Menurut Darlis, alasan manajemen absen karena ada urusan ke Jakarta atau kesibukan internal tidak dapat dibenarkan. Apalagi, pihak RSHD hanya mengirim seorang legal officer yang dianggap tidak relevan dengan semangat penyelesaian masalah secara langsung.
“Makanya kami usir legal officer-nya. Ini bukan lembaga peradilan.

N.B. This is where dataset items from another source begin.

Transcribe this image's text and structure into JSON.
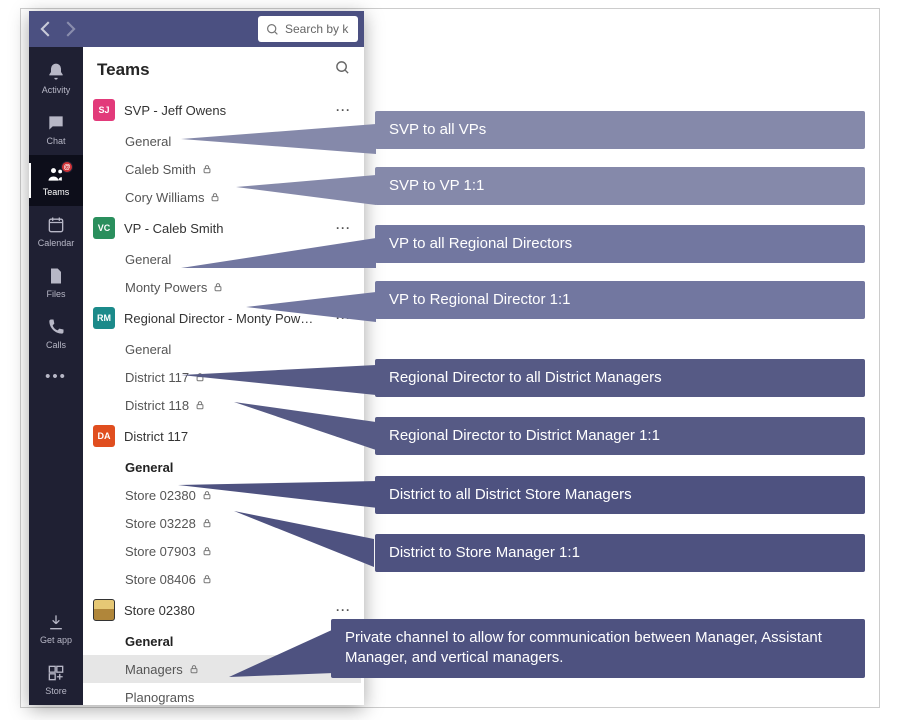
{
  "titlebar": {
    "search_placeholder": "Search by k"
  },
  "rail": {
    "items": [
      {
        "key": "activity",
        "label": "Activity"
      },
      {
        "key": "chat",
        "label": "Chat"
      },
      {
        "key": "teams",
        "label": "Teams"
      },
      {
        "key": "calendar",
        "label": "Calendar"
      },
      {
        "key": "files",
        "label": "Files"
      },
      {
        "key": "calls",
        "label": "Calls"
      }
    ],
    "bottom": [
      {
        "key": "getapp",
        "label": "Get app"
      },
      {
        "key": "store",
        "label": "Store"
      }
    ],
    "badge_text": "@"
  },
  "panel": {
    "title": "Teams"
  },
  "teams": [
    {
      "avatar_initials": "SJ",
      "avatar_color": "#e23a7a",
      "name": "SVP - Jeff Owens",
      "channels": [
        {
          "name": "General",
          "private": false
        },
        {
          "name": "Caleb Smith",
          "private": true
        },
        {
          "name": "Cory Williams",
          "private": true
        }
      ]
    },
    {
      "avatar_initials": "VC",
      "avatar_color": "#2a8f5d",
      "name": "VP - Caleb Smith",
      "channels": [
        {
          "name": "General",
          "private": false
        },
        {
          "name": "Monty Powers",
          "private": true
        }
      ]
    },
    {
      "avatar_initials": "RM",
      "avatar_color": "#1b8a8a",
      "name": "Regional Director - Monty Pow…",
      "channels": [
        {
          "name": "General",
          "private": false
        },
        {
          "name": "District 117",
          "private": true
        },
        {
          "name": "District 118",
          "private": true
        }
      ]
    },
    {
      "avatar_initials": "DA",
      "avatar_color": "#e04e1f",
      "name": "District 117",
      "channels": [
        {
          "name": "General",
          "private": false,
          "bold": true
        },
        {
          "name": "Store 02380",
          "private": true
        },
        {
          "name": "Store 03228",
          "private": true
        },
        {
          "name": "Store 07903",
          "private": true
        },
        {
          "name": "Store 08406",
          "private": true
        }
      ]
    },
    {
      "avatar_initials": "",
      "avatar_type": "store",
      "name": "Store 02380",
      "channels": [
        {
          "name": "General",
          "private": false,
          "bold": true
        },
        {
          "name": "Managers",
          "private": true,
          "selected": true
        },
        {
          "name": "Planograms",
          "private": false
        }
      ]
    }
  ],
  "callouts": [
    {
      "text": "SVP to all VPs",
      "tone": "light"
    },
    {
      "text": "SVP to VP 1:1",
      "tone": "light"
    },
    {
      "text": "VP to all Regional Directors",
      "tone": "mid"
    },
    {
      "text": "VP to Regional Director 1:1",
      "tone": "mid"
    },
    {
      "text": "Regional Director to all District Managers",
      "tone": "dark"
    },
    {
      "text": "Regional Director to District Manager 1:1",
      "tone": "dark"
    },
    {
      "text": "District to all District Store Managers",
      "tone": "darker"
    },
    {
      "text": "District to Store Manager 1:1",
      "tone": "darker"
    },
    {
      "text": "Private channel to allow for communication between Manager, Assistant Manager, and vertical managers.",
      "tone": "darker"
    }
  ]
}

Yang dibutuhkan adalah penyelesaian keluhan secara nyata, bukan pembelaan hukum,” tegas politisi PAN tersebut.
Darlis mengingatkan, forum RDP adalah wadah politik dan solusi, bukan ruang litigasi. Ia juga menyoroti reputasi RSHD yang membawa nama besar tokoh Kalimantan Timur, dan menyayangkan jika masalah sekitar 38 karyawan sampai mencoreng citra rumah sakit tersebut.
“Ini rumah sakit yang membawa nama enam besar tokoh di Kaltim. Jangan sampai masalah internal merusak nama besar yang ada di belakang Anda,” imbuhnya.
Meski mengakui peran penting RSHD dalam mendukung layanan kesehatan di provinsi, Darlis menegaskan bahwa kontribusi itu tidak dapat dijadikan alasan untuk menutup mata terhadap hak-hak karyawan.
“Kami berharap manajemen bisa hadir di pertemuan berikutnya agar persoalan ini bisa diselesaikan secara terbuka dan tuntas,” tutupnya. (DPRDKaltim/Adv/IKH).